コンサートが始まる直前に、矢口さんは緊張する私たちに言った。大丈夫、
お客さんは私たちの味方だからね、と。
初めて経験することは、いろいろな発見を与えてくれる。
私はそれまで知らなかった。ステージの下から私に投げかけられる声が、
こんなに自分にはっきりと届くということ。私は知らなかった。
声援は幅の広い曖昧な帯のようになって、自分を包み込むものだと思っていた。
そのなかで自分は歌うんだと思っていた。
いや、違う。私以外のメンバーは観客の声など聞き分けられないだろう。
しかし私だけが聞き分けることができた。
彼女たちに向けられた声援は、それほど種類がない。それはくるおしく
名前を呼ぶものであったり、直接的な賛美の言葉だったりする。
それらはひとつに美しくまとまり、受ける側を気持ちよくさせる。
それにくらべて、私に向けられた声は非常にバラエティーに富んでいた。
だから私はそれを聞き取ることができたのだろう。
人を貶め、傷つけ、ぼろぼろにする言葉は、この世の中に星の数ほど
あった。
ただそのことを、私が知らなかった。「死ね」と誰かに怒鳴られると
いうこと、それも、たくさんの見ず知らずの人間から。そんな経験は、
それまで十三年生きてきたなかでは、私にはなかった。
さまざまな種類の言葉が、ばらばらのまま、ガラスの欠片のように
私に突き刺さった。彼らは私の血を見がっていた。
何人の人がこの会場にいるんだろう。確か八千人、いや一万人って
スタッフの人が言っていたような気がする。私は先輩たちの後ろで
覚えたてのダンスを踊りながら、ショックと緊張で麻痺した頭でぼ
んやりと考えていた。
私がMCで喋ると、会場は水を打ったように一瞬、静まり返る。
そして、その静寂を縫うように、いろいろな言葉が聞こえてきた。
その言葉は私をあきらかに拒否していて、見えない力で私の頬を
めちゃめちゃにぶった。
このたくさんの人の、どのくらいの人が私を目障りに思っているん
だろう。
3分の1?2分の1?もしかしたらここにいる一万人の人が
全部、私を憎んでいるのかもしれない。グロテスクでどろどろした
悪意が、この会場いっぱいに充満しているように私には思えた。
息を吸い込むと、毒を飲み込んだように苦い味がした。
私以外のメンバーはみんな楽しそうに、汗をきらきら輝かせながら
踊っている。
私がいるところとは違う、弾けるように明るい光のなかで、みんな
笑っている。
ここは暗くてじめじめして、すごく嫌な匂いがするのに。
またダンスの振りが遅れてしまった。
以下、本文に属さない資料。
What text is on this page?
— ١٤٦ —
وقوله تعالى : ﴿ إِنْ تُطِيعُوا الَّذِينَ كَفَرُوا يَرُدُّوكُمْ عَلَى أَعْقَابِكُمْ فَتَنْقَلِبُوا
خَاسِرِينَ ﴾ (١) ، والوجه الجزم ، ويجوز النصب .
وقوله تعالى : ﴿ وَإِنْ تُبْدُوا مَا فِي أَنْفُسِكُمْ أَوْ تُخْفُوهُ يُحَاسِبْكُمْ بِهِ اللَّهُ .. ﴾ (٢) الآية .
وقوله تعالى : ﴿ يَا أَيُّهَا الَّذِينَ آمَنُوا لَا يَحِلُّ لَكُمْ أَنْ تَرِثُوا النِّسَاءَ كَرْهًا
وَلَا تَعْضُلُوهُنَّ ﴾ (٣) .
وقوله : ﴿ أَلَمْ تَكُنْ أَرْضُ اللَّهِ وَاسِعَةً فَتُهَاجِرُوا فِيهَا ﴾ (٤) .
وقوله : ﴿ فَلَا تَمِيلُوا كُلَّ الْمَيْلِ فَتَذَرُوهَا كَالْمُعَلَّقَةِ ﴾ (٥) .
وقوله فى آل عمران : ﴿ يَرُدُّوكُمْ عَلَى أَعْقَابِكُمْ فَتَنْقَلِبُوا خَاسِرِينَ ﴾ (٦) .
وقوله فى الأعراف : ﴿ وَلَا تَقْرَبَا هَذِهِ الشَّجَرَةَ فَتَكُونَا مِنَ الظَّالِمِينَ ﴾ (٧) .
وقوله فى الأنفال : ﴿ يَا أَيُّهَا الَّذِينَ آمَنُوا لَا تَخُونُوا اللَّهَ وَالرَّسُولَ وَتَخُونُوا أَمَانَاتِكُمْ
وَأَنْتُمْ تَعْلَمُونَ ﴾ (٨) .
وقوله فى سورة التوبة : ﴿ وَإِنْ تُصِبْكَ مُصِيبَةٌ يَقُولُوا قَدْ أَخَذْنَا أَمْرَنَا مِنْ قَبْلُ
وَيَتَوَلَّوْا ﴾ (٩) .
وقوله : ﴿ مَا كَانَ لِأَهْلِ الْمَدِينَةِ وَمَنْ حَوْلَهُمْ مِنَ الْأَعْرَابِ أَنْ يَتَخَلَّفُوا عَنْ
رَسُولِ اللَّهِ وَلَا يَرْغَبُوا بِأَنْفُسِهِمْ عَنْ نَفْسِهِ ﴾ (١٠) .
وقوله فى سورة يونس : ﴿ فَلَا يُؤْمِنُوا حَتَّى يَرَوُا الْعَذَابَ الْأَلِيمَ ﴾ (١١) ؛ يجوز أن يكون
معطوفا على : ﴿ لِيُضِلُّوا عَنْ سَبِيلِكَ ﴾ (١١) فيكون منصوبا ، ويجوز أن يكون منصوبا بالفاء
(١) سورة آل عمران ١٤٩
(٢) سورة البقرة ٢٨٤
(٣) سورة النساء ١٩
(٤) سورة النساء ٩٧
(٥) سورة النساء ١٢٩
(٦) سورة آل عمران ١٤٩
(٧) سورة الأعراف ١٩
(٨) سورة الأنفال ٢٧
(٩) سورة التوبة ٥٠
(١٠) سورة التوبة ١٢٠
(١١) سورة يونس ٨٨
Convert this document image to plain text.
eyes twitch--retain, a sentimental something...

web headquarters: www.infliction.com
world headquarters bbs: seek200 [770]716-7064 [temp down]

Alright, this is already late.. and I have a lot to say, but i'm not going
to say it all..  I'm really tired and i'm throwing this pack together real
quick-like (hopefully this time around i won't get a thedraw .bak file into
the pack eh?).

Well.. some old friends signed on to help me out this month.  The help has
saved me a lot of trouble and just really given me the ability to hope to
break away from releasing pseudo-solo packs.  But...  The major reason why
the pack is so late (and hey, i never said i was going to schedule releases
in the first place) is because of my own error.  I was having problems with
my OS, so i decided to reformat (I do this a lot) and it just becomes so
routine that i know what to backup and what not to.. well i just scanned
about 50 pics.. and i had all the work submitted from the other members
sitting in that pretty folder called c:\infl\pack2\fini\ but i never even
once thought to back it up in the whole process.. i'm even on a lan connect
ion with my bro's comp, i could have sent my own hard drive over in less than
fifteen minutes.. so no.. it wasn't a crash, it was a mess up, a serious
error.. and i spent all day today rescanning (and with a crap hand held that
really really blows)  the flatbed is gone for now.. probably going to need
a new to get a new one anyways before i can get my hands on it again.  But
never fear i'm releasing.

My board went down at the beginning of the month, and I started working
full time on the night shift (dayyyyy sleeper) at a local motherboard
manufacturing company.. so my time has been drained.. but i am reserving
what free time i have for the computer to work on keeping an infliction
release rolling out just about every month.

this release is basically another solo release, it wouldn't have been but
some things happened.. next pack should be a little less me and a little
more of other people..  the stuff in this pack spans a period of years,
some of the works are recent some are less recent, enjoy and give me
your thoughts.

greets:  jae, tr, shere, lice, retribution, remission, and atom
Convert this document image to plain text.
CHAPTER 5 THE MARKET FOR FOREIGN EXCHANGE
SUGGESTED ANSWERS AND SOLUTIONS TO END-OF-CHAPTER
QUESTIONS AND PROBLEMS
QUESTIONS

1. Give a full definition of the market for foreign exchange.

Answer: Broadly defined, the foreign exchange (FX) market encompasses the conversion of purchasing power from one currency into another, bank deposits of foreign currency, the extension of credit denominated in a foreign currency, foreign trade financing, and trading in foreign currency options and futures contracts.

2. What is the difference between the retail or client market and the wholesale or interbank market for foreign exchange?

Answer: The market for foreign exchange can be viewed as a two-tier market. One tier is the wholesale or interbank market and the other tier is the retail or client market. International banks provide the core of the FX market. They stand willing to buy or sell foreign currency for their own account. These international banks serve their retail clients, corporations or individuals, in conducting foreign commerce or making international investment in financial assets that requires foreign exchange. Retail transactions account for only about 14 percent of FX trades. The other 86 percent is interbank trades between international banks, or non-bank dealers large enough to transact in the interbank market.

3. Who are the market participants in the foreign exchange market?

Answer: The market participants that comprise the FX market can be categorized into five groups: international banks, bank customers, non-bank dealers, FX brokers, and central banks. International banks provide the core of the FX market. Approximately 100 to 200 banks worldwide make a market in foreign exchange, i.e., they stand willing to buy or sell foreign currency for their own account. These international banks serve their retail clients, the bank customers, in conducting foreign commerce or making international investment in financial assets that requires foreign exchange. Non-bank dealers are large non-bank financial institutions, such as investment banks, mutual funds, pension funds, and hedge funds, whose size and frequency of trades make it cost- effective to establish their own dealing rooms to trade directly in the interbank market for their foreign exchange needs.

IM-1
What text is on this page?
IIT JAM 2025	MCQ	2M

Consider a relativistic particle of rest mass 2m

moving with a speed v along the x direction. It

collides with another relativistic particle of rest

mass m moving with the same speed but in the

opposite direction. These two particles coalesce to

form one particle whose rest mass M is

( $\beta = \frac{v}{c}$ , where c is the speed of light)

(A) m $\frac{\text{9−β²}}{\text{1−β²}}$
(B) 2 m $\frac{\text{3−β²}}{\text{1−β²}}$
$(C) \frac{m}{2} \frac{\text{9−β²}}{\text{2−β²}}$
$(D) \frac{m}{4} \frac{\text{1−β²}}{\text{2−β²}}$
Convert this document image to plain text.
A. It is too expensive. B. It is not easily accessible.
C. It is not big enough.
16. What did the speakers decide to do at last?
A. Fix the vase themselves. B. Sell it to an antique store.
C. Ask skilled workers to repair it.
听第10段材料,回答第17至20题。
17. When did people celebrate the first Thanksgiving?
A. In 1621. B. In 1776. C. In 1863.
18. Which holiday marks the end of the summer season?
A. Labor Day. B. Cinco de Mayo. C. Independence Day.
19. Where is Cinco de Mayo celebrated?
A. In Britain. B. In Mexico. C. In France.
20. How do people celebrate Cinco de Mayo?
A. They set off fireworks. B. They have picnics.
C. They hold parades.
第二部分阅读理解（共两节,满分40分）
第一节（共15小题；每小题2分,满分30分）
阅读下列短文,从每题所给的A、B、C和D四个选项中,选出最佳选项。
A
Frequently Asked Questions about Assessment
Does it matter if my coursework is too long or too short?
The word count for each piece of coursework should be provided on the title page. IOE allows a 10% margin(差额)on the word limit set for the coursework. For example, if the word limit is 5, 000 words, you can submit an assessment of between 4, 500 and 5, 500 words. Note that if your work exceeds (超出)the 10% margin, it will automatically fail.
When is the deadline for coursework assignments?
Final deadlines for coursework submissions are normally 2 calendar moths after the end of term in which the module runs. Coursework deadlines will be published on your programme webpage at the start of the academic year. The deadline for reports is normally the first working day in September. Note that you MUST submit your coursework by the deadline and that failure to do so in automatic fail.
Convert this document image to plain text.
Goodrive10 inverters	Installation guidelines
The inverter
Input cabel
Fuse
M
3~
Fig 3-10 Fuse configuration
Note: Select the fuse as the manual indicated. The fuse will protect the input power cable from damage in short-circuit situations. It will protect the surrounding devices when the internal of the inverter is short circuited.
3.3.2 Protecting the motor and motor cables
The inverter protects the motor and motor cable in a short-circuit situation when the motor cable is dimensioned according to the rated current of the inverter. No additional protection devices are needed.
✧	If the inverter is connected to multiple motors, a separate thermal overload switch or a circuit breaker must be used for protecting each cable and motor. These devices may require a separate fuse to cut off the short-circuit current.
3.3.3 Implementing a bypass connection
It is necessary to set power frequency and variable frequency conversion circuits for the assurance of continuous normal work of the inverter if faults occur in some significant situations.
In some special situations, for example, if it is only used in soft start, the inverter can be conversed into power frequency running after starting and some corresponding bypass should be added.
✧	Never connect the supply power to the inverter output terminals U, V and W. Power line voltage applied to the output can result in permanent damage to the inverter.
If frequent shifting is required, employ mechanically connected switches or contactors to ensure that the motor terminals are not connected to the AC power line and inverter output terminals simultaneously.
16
愛ちゃんが私の方を心配そうに
見ている。ちゃんと、みんなの足をひっぱらないように、踊らなくちゃ。
でも、吐き気がこみ上げてくる。胃が何か別の生き物みたいだ。さっきから
ずっと、小さくなったり大きくなったりして暴れている。
早くここから逃げ出したい。綺麗な空気をすいたい。どこでもいいから、
早く。ここじゃない、違う場所へ。
また遠くの暗がりから声がした。私は思わず耳を塞ぎたくなった。